The Manikins series illustrates how far we have come from the days when Leonardo's Vitruvian Man, inscribed in a perfect circle, was the measure of all things, or Caspar David Friedrich's Wayfarer, seen from behind, conveyed a sense of infinity and bewilderment at the power of nature.
In Manikins, as Tina Cosmai explains, man is placed 'at the centre of a reticular reality permeated by technology that transforms everything into abstract shapes and geometries'. Between the cranes, the beach, the benches, the piers, man is a prisoner of the very reality he has helped to build. Loneliness then becomes the existential situation of individuals who claim their own small space, separated from each other and from the community. Unable to converse, they wander aimlessly, hypnotised by the juggernaut of technology, which drives them towards a regressive drift in which ancestral monsters reappear. Beneath the securitising rationality of lines and volumes, the primordial fears of an ego increasingly suffocated and compressed by hyper-modernity resurface.
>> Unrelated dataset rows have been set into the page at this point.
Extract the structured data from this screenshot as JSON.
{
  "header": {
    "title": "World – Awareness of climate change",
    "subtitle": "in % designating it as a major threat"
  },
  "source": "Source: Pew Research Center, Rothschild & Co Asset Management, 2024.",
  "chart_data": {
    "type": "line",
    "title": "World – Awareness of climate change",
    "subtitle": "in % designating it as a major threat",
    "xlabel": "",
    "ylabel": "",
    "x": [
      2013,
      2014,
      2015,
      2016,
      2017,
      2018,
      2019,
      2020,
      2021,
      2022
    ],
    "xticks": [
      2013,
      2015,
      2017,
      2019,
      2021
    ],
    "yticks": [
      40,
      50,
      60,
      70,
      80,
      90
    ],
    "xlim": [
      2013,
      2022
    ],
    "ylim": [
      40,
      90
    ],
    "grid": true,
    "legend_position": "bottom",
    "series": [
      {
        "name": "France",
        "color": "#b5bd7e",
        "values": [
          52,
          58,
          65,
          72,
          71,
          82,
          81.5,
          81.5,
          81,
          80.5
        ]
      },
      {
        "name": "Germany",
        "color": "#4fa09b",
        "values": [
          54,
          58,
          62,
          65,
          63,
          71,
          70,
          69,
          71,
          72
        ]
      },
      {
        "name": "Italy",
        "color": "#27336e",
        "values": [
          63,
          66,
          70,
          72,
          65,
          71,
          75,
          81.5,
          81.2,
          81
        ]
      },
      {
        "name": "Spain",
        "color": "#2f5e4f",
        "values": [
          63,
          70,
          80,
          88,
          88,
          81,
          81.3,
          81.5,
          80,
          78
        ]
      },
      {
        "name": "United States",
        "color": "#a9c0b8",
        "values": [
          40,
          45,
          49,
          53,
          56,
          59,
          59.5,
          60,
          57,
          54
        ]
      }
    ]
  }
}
In this hallucinatory scenario, people become, without realising it, mannequins of themselves, trapped in the dense web of abstractions that they often create unconsciously.
This sense of alienation, of loneliness, of the inability of modern man to get back in touch with nature, is stylistically well expressed by the author, thanks to the skilful use of "poetic images", as Gigliola Foschi defines them in the volume Via di Fuga a Mare, published by Contrasto in 2022.
These are images that the author creates both by subtraction - eliminating all the elements that she considers useless to the effectiveness of the story - and by addition - adding others that she considers indispensable to the narrative - while modifying the tones to the point where these photographs look like watercolours with bleached skies.
This construct gives Tina Cosmai's photographs 'a touch of suspension, of timelessness, envelops them in a veil of tenderness, transforming them into networks of affinities' - writes Gigliola Foschi in her catalogue essay - between the observer of the image and the person portrayed in the image, adding that they are 'images like figures of distance, of silence, of a whispered speech, almost in hints. Photographs of the same place that change from image to image, as if they wanted to lead us on a motionless journey towards an elsewhere of thought that leads us into our relationship with nature and time, with ourselves and our loneliness'.